Surfside held a “Moment of Reflection” at 4:30 p.m. Wednesday to honor the lives lost on June 24, 2021, and unveil remnants that are from the Champlain Towers South site and will be incorporated into a memorial.
The return of the debris to Surfside was a very significant event, Surfside Commissioner Gerardo Vildostegui said during the gathering.
The memorial will remind “everybody that something tragic and something very wrong happened here,” Vildostegui said.
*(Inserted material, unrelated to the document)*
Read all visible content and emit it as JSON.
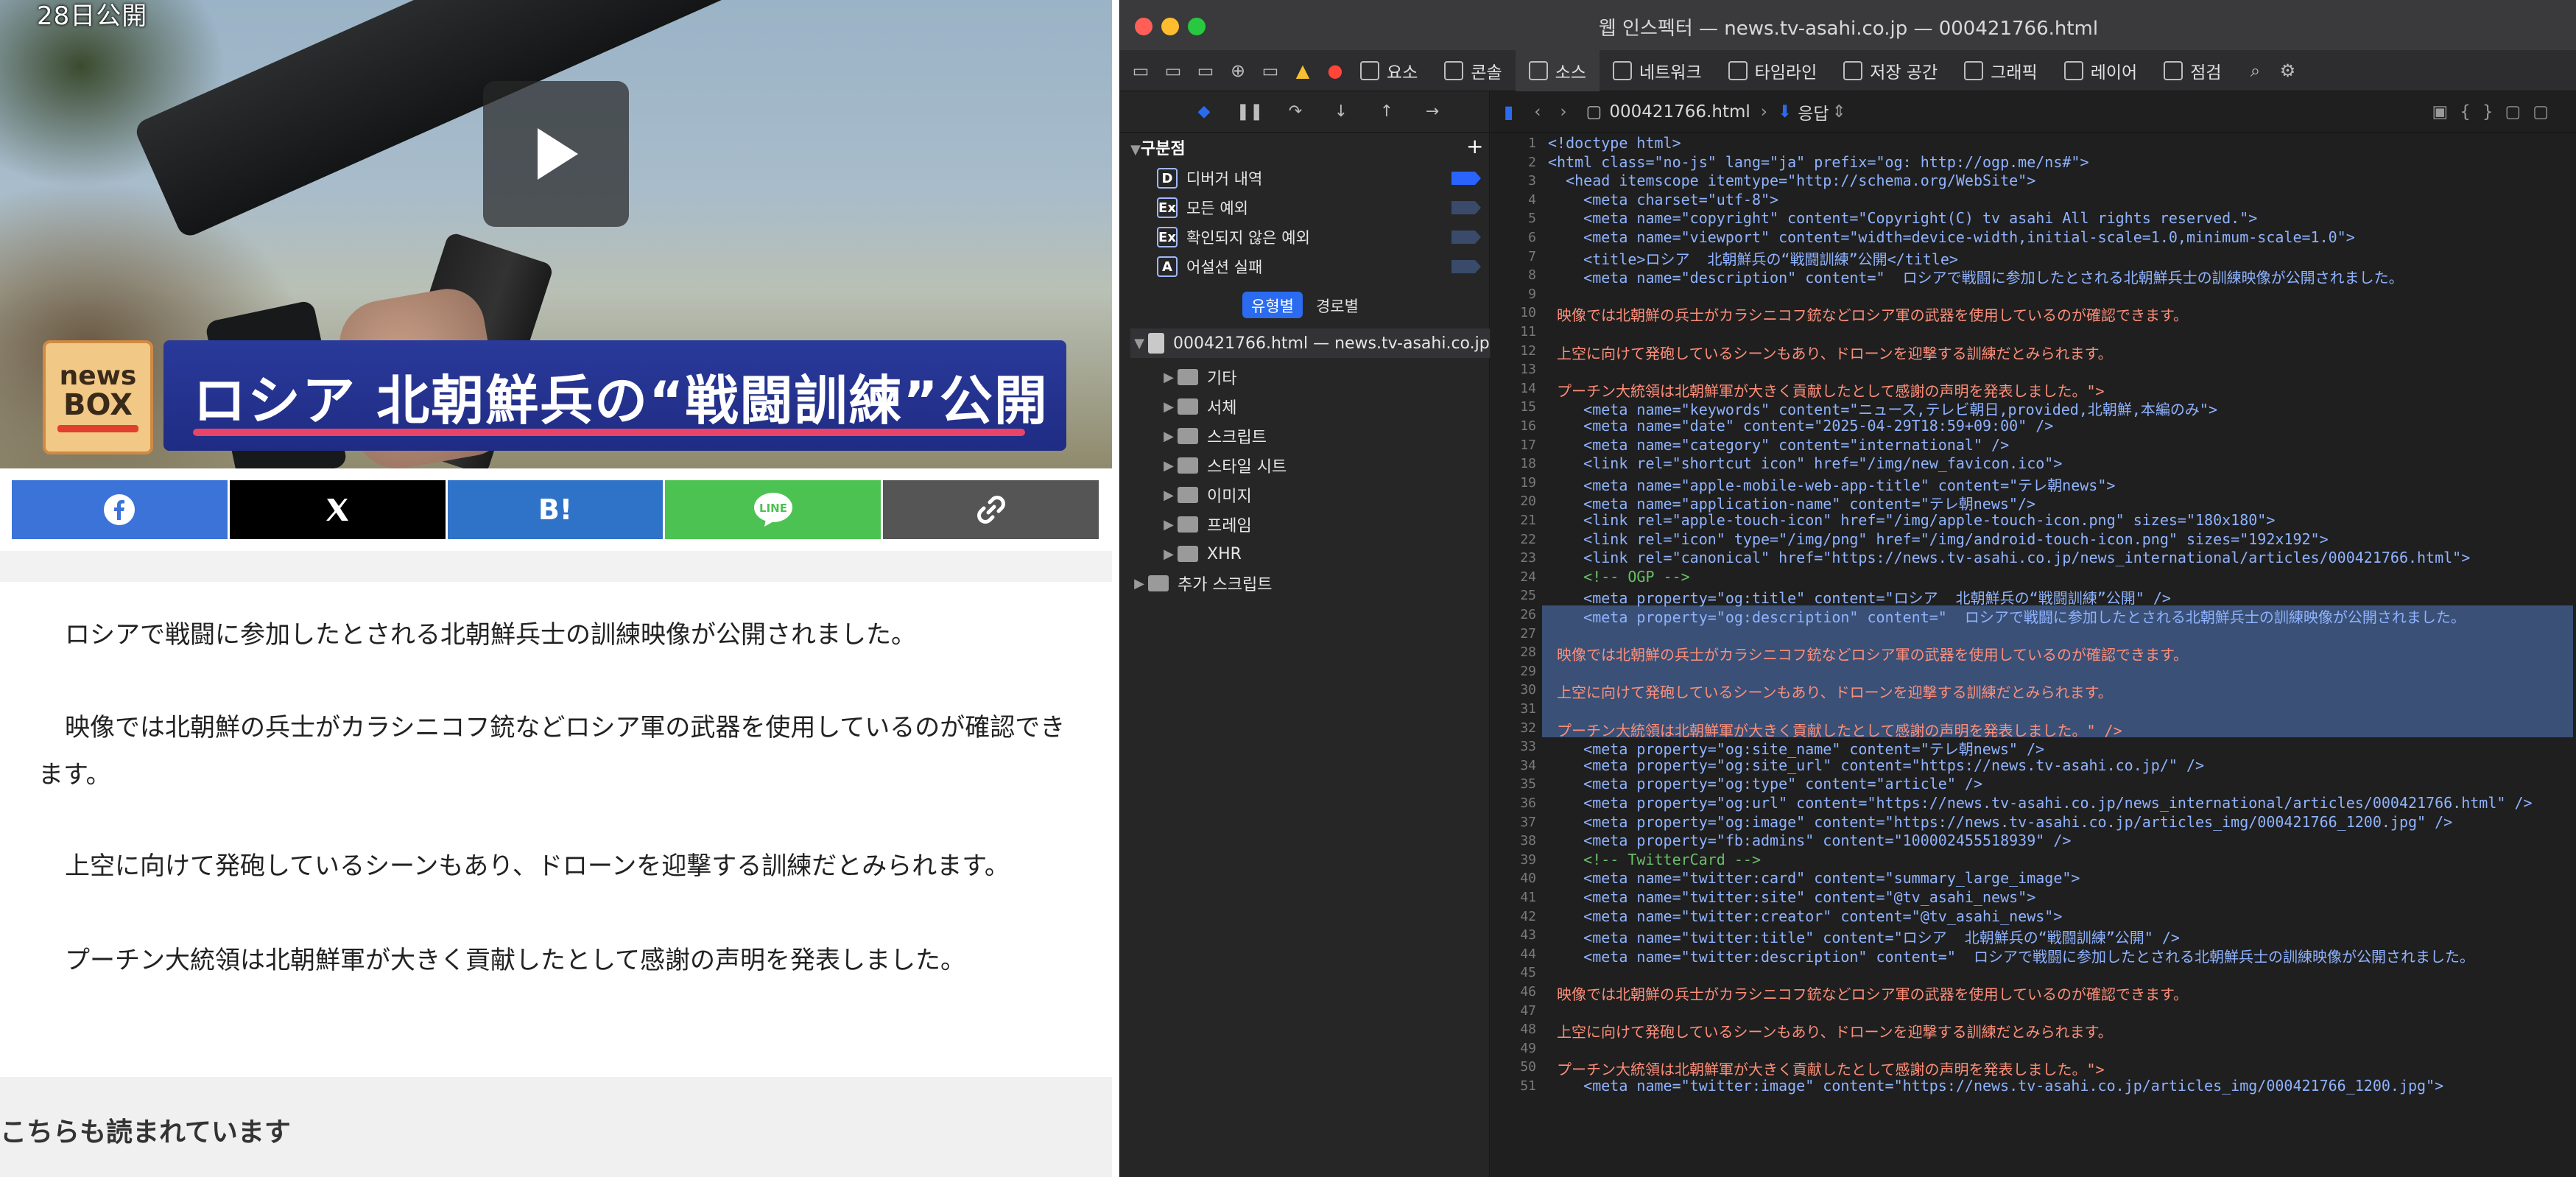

Its design will serve the purposes of getting people to remember, honoring the dead and also asking “difficult questions about what happened and why.”
“I think we need to do that both for the sake of those we lost and all that we lost, but also to make sure nothing like this ever happens again in Surfside, in Dade County, in Florida or anywhere.” he said.
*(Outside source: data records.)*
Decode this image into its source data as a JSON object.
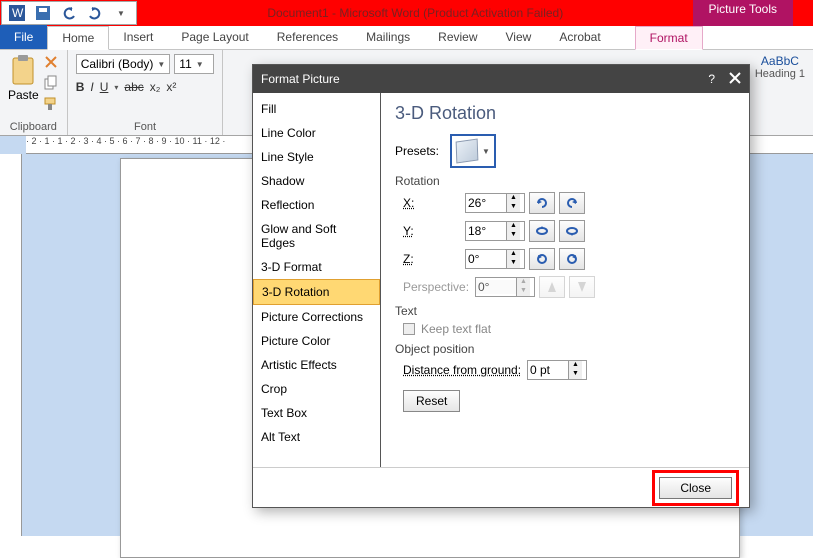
{
  "title": "Document1 - Microsoft Word (Product Activation Failed)",
  "context_tab_group": "Picture Tools",
  "tabs": {
    "file": "File",
    "home": "Home",
    "insert": "Insert",
    "page_layout": "Page Layout",
    "references": "References",
    "mailings": "Mailings",
    "review": "Review",
    "view": "View",
    "acrobat": "Acrobat",
    "format": "Format"
  },
  "ribbon": {
    "clipboard": {
      "label": "Clipboard",
      "paste": "Paste"
    },
    "font": {
      "label": "Font",
      "name": "Calibri (Body)",
      "size": "11",
      "bold": "B",
      "italic": "I",
      "underline": "U",
      "strike": "abc",
      "sub": "x₂",
      "sup": "x²"
    },
    "styles": {
      "sample": "AaBbC",
      "heading1": "Heading 1"
    }
  },
  "ruler_marks": "· 2 · 1 · 1 · 2 · 3 · 4 · 5 · 6 · 7 · 8 · 9 · 10 · 11 · 12 ·",
  "doc_btn": "L",
  "dialog": {
    "title": "Format Picture",
    "help": "?",
    "nav": [
      "Fill",
      "Line Color",
      "Line Style",
      "Shadow",
      "Reflection",
      "Glow and Soft Edges",
      "3-D Format",
      "3-D Rotation",
      "Picture Corrections",
      "Picture Color",
      "Artistic Effects",
      "Crop",
      "Text Box",
      "Alt Text"
    ],
    "nav_sel": 7,
    "heading": "3-D Rotation",
    "presets_label": "Presets:",
    "rotation_label": "Rotation",
    "x_label": "X:",
    "x_val": "26°",
    "y_label": "Y:",
    "y_val": "18°",
    "z_label": "Z:",
    "z_val": "0°",
    "persp_label": "Perspective:",
    "persp_val": "0°",
    "text_section": "Text",
    "keep_flat": "Keep text flat",
    "objpos_section": "Object position",
    "dist_label": "Distance from ground:",
    "dist_val": "0 pt",
    "reset": "Reset",
    "close": "Close"
  }
}
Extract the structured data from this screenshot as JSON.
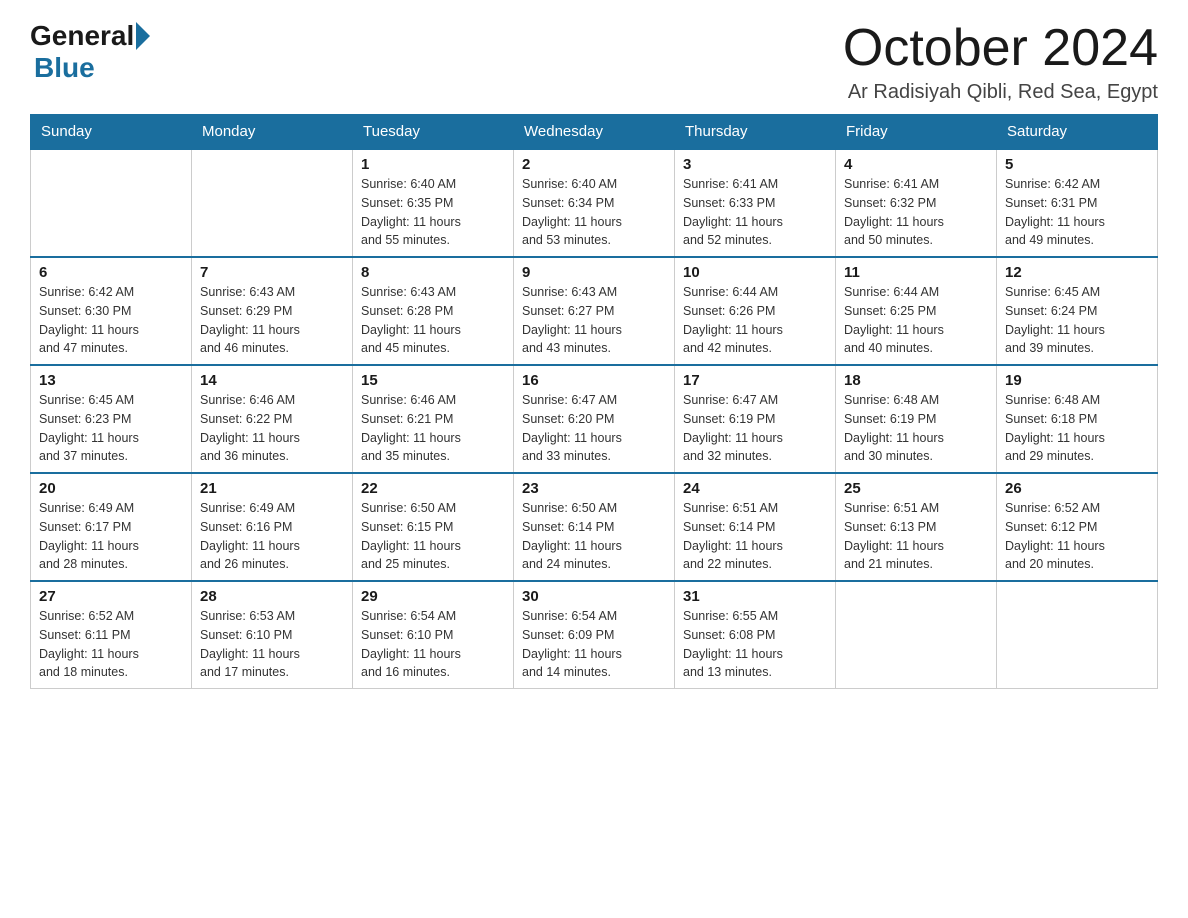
{
  "header": {
    "logo_general": "General",
    "logo_blue": "Blue",
    "month_title": "October 2024",
    "location": "Ar Radisiyah Qibli, Red Sea, Egypt"
  },
  "days_of_week": [
    "Sunday",
    "Monday",
    "Tuesday",
    "Wednesday",
    "Thursday",
    "Friday",
    "Saturday"
  ],
  "weeks": [
    [
      {
        "day": "",
        "info": ""
      },
      {
        "day": "",
        "info": ""
      },
      {
        "day": "1",
        "info": "Sunrise: 6:40 AM\nSunset: 6:35 PM\nDaylight: 11 hours\nand 55 minutes."
      },
      {
        "day": "2",
        "info": "Sunrise: 6:40 AM\nSunset: 6:34 PM\nDaylight: 11 hours\nand 53 minutes."
      },
      {
        "day": "3",
        "info": "Sunrise: 6:41 AM\nSunset: 6:33 PM\nDaylight: 11 hours\nand 52 minutes."
      },
      {
        "day": "4",
        "info": "Sunrise: 6:41 AM\nSunset: 6:32 PM\nDaylight: 11 hours\nand 50 minutes."
      },
      {
        "day": "5",
        "info": "Sunrise: 6:42 AM\nSunset: 6:31 PM\nDaylight: 11 hours\nand 49 minutes."
      }
    ],
    [
      {
        "day": "6",
        "info": "Sunrise: 6:42 AM\nSunset: 6:30 PM\nDaylight: 11 hours\nand 47 minutes."
      },
      {
        "day": "7",
        "info": "Sunrise: 6:43 AM\nSunset: 6:29 PM\nDaylight: 11 hours\nand 46 minutes."
      },
      {
        "day": "8",
        "info": "Sunrise: 6:43 AM\nSunset: 6:28 PM\nDaylight: 11 hours\nand 45 minutes."
      },
      {
        "day": "9",
        "info": "Sunrise: 6:43 AM\nSunset: 6:27 PM\nDaylight: 11 hours\nand 43 minutes."
      },
      {
        "day": "10",
        "info": "Sunrise: 6:44 AM\nSunset: 6:26 PM\nDaylight: 11 hours\nand 42 minutes."
      },
      {
        "day": "11",
        "info": "Sunrise: 6:44 AM\nSunset: 6:25 PM\nDaylight: 11 hours\nand 40 minutes."
      },
      {
        "day": "12",
        "info": "Sunrise: 6:45 AM\nSunset: 6:24 PM\nDaylight: 11 hours\nand 39 minutes."
      }
    ],
    [
      {
        "day": "13",
        "info": "Sunrise: 6:45 AM\nSunset: 6:23 PM\nDaylight: 11 hours\nand 37 minutes."
      },
      {
        "day": "14",
        "info": "Sunrise: 6:46 AM\nSunset: 6:22 PM\nDaylight: 11 hours\nand 36 minutes."
      },
      {
        "day": "15",
        "info": "Sunrise: 6:46 AM\nSunset: 6:21 PM\nDaylight: 11 hours\nand 35 minutes."
      },
      {
        "day": "16",
        "info": "Sunrise: 6:47 AM\nSunset: 6:20 PM\nDaylight: 11 hours\nand 33 minutes."
      },
      {
        "day": "17",
        "info": "Sunrise: 6:47 AM\nSunset: 6:19 PM\nDaylight: 11 hours\nand 32 minutes."
      },
      {
        "day": "18",
        "info": "Sunrise: 6:48 AM\nSunset: 6:19 PM\nDaylight: 11 hours\nand 30 minutes."
      },
      {
        "day": "19",
        "info": "Sunrise: 6:48 AM\nSunset: 6:18 PM\nDaylight: 11 hours\nand 29 minutes."
      }
    ],
    [
      {
        "day": "20",
        "info": "Sunrise: 6:49 AM\nSunset: 6:17 PM\nDaylight: 11 hours\nand 28 minutes."
      },
      {
        "day": "21",
        "info": "Sunrise: 6:49 AM\nSunset: 6:16 PM\nDaylight: 11 hours\nand 26 minutes."
      },
      {
        "day": "22",
        "info": "Sunrise: 6:50 AM\nSunset: 6:15 PM\nDaylight: 11 hours\nand 25 minutes."
      },
      {
        "day": "23",
        "info": "Sunrise: 6:50 AM\nSunset: 6:14 PM\nDaylight: 11 hours\nand 24 minutes."
      },
      {
        "day": "24",
        "info": "Sunrise: 6:51 AM\nSunset: 6:14 PM\nDaylight: 11 hours\nand 22 minutes."
      },
      {
        "day": "25",
        "info": "Sunrise: 6:51 AM\nSunset: 6:13 PM\nDaylight: 11 hours\nand 21 minutes."
      },
      {
        "day": "26",
        "info": "Sunrise: 6:52 AM\nSunset: 6:12 PM\nDaylight: 11 hours\nand 20 minutes."
      }
    ],
    [
      {
        "day": "27",
        "info": "Sunrise: 6:52 AM\nSunset: 6:11 PM\nDaylight: 11 hours\nand 18 minutes."
      },
      {
        "day": "28",
        "info": "Sunrise: 6:53 AM\nSunset: 6:10 PM\nDaylight: 11 hours\nand 17 minutes."
      },
      {
        "day": "29",
        "info": "Sunrise: 6:54 AM\nSunset: 6:10 PM\nDaylight: 11 hours\nand 16 minutes."
      },
      {
        "day": "30",
        "info": "Sunrise: 6:54 AM\nSunset: 6:09 PM\nDaylight: 11 hours\nand 14 minutes."
      },
      {
        "day": "31",
        "info": "Sunrise: 6:55 AM\nSunset: 6:08 PM\nDaylight: 11 hours\nand 13 minutes."
      },
      {
        "day": "",
        "info": ""
      },
      {
        "day": "",
        "info": ""
      }
    ]
  ]
}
However, developers started building on the land where Champlain Towers South once stood without final determinations of why the condos collapsed or if the land is safe, Langesfeld said during the gathering.
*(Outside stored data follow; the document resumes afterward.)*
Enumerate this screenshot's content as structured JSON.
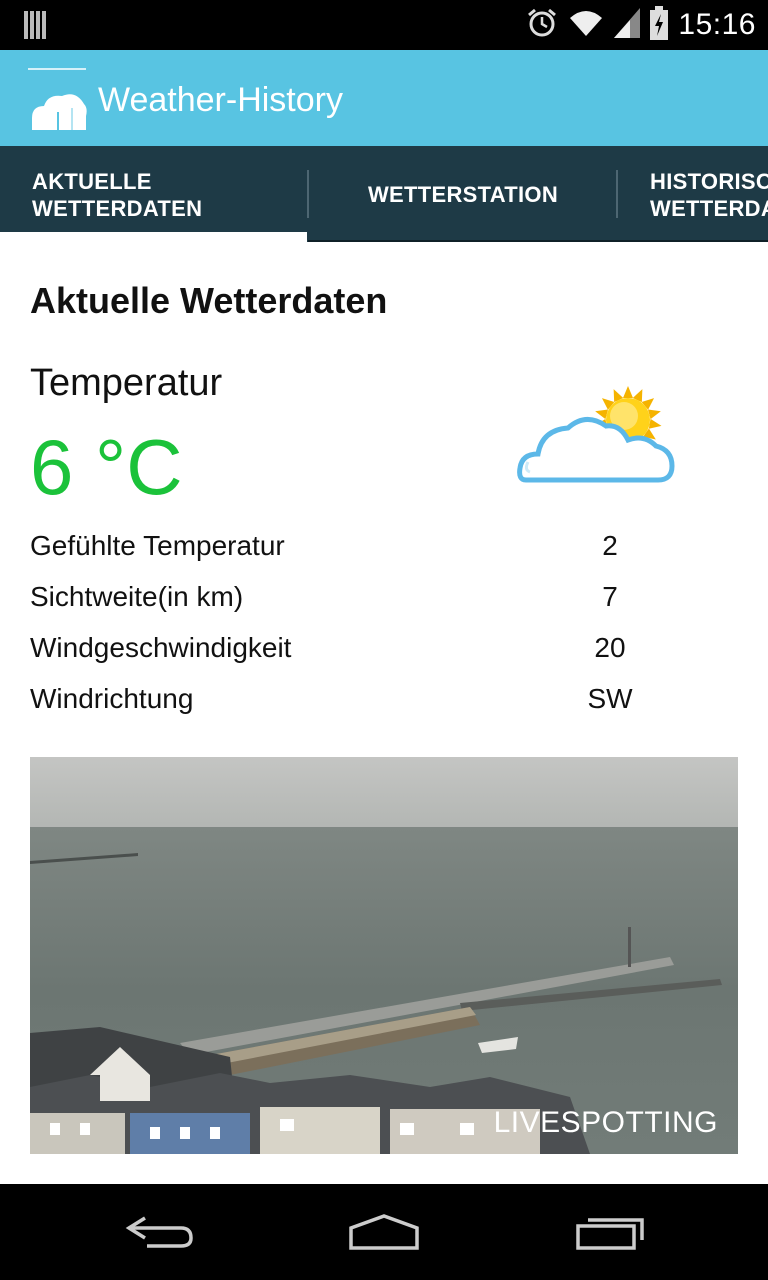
{
  "status_bar": {
    "time": "15:16",
    "icons": [
      "notification-icon",
      "alarm-icon",
      "wifi-icon",
      "signal-icon",
      "battery-icon"
    ]
  },
  "app_bar": {
    "title": "Weather-History",
    "logo": "cloud-logo-icon",
    "color": "#58c4e2"
  },
  "tabs": [
    {
      "line1": "AKTUELLE",
      "line2": "WETTERDATEN",
      "selected": true
    },
    {
      "line1": "WETTERSTATION",
      "line2": "",
      "selected": false
    },
    {
      "line1": "HISTORISC",
      "line2": "WETTERDA",
      "selected": false
    }
  ],
  "tabs_color": "#1e3a46",
  "main": {
    "heading": "Aktuelle Wetterdaten",
    "temperature": {
      "label": "Temperatur",
      "value": "6 °C",
      "color": "#1bc23a",
      "icon": "partly-cloudy-icon"
    },
    "details": [
      {
        "label": "Gefühlte Temperatur",
        "value": "2"
      },
      {
        "label": "Sichtweite(in km)",
        "value": "7"
      },
      {
        "label": "Windgeschwindigkeit",
        "value": "20"
      },
      {
        "label": "Windrichtung",
        "value": "SW"
      }
    ],
    "webcam": {
      "brand": "LIVESPOTTING"
    }
  },
  "nav_bar": {
    "icons": [
      "back-icon",
      "home-icon",
      "recent-apps-icon"
    ]
  }
}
While family members viewed the ruins stored at Veterans Park, construction crews were working on the site directly across the street.
READ MORE: Keep searching rubble for human remains, some Surfside families urge
Acting Town Manager Mario Diaz told the Miami Herald the materials selected were chosen because they fit the memorial design plan. The construction of the memorial is expected to start before April.
Raquel Oliveira, who lost her husband, Alfredo Leone, and 5-year-old son, Lorenzo, attended the gathering and said seeing the debris brought on strong feelings. Even though it has been more than four years, she still had “the same feeling as the day of the collapse,” Oliveira said.
“I remember the first time that I got here on the day of the collapse, and my first thought was to [give thanks] that I was alive even though I’d lost my son and my husband,” she said.
While she’s glad to be alive, a part of her and everyone who lost someone is dead, Oliveira said, adding she was happy to see the memorial for them was coming closer to completion.
“We want the world to know what happened here and to have a little hint of how it feels to lose everything,” Oliveira said.